Now, set a context that associates the kubelet-bootstrap user to the cluster connection information:

  1. ubuntu@ubuntu:~$ kubectl config set-context bootstrap \
  2. --kubeconfig=bootstrap-kubelet.conf \
  3. --user=kubelet-bootstrap --cluster=bootstrap
  4. Context "bootstrap" created.
  5. user@ubuntu:~/metrics-server$

Finally, create the file by switching to the bootstrap context with kubectl config use-context:

  1. user@ubuntu:~/metrics-server$ kubectl config use-context bootstrap \
  2. --kubeconfig=bootstrap-kubelet.conf
  3. Switched to context "bootstrap".
  4. user@ubuntu:~/metrics-server$

The file is now available. Use cat to view the contents.

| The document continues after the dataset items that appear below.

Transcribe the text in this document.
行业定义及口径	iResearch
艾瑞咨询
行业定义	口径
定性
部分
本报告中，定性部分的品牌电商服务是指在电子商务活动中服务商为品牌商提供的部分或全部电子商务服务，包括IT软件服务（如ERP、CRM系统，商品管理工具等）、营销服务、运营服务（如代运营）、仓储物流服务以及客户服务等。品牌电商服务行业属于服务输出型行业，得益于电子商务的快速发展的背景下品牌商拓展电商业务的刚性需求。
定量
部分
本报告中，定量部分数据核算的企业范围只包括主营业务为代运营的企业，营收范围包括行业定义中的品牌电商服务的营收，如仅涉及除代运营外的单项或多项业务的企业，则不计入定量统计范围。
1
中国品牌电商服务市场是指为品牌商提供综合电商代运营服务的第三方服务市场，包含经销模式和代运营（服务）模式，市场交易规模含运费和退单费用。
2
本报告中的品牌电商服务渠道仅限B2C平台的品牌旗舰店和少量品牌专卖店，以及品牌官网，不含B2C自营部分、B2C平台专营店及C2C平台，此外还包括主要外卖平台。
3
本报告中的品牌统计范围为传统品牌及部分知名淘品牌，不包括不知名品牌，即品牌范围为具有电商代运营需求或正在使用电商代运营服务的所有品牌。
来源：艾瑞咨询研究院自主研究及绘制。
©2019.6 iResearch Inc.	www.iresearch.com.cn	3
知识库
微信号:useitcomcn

  1. user@ubuntu:~/metrics-server$ cat bootstrap-kubelet.conf
  2. apiVersion: v1
  3. clusters:
  4. - cluster:
  5. certificate-authority: /etc/kubernetes/pki/ca.crt
  6. server: https://192.168.229.132:6443
  7. name: bootstrap
  8. contexts:
  9. - context:
  10. cluster: bootstrap
  11. user: kubelet-bootstrap
  12. name: bootstrap
  13. current-context: bootstrap
  14. kind: Config
  15. preferences: {}
  16. users:
  17. - name: kubelet-bootstrap
  18. user:
  19. token: c2ihj5.l6a8nj8rdxplezs9
  20. user@ubuntu:~/metrics-server$

Copy bootstrap-kubelet.conf to /etc/kubernetes/:

  1. user@ubuntu:~/metrics-server$ sudo cp bootstrap-kubelet.conf /etc/kubernetes/bootstrap-kubelet.conf
  2. user@ubuntu:~/metrics-server$ sudo cat /etc/kubernetes/bootstrap-kubelet.conf
  3. apiVersion: v1
  4. clusters:
  5. - cluster:
  6. certificate-authority: /etc/kubernetes/pki/ca.crt
  7. server: https://192.168.229.132:6443
  8. name: bootstrap
  9. contexts:
  10. - context:
  11. cluster: bootstrap
  12. user: kubelet-bootstrap
  13. name: bootstrap
  14. current-context: bootstrap
  15. kind: Config
  16. preferences: {}
  17. users:
  18. - name: kubelet-bootstrap
  19. user:
  20. token: c2ihj5.l6a8nj8rdxplezs9
  21. user@ubuntu:~/metrics-server$

To ensure the kubelet requests a new signed serving certificate, we need to adjust the kubelet arguments to use server
certificate rotation and force the cluster to distribute a new certificate to the kubelet. Add
--rotate-server-certificates to your kubelet. For kubeadm-bootstrapped clusters, you can add it to the
kubeadm-flags.env file:

  1. user@ubuntu:~/metrics-server$ sudo nano /var/lib/kubelet/kubeadm-flags.env
  2. user@ubuntu:~/metrics-server$ sudo cat /var/lib/kubelet/kubeadm-flags.env
  3. KUBELET_KUBEADM_ARGS="--cgroup-driver=cgroupfs --network-plugin=cni --pod-infra-container-image=k8s.gcr.io/pause:3.1 --rotate-server-certificates"
  4. user@ubuntu:~/metrics-server$

N.B. If your cluster does not have a kubeadm-flags.env file, then edit the kubelet systemd service file directly and place --rotate-server-certificates inline with the ExecStart line pointing to the kubelet binary.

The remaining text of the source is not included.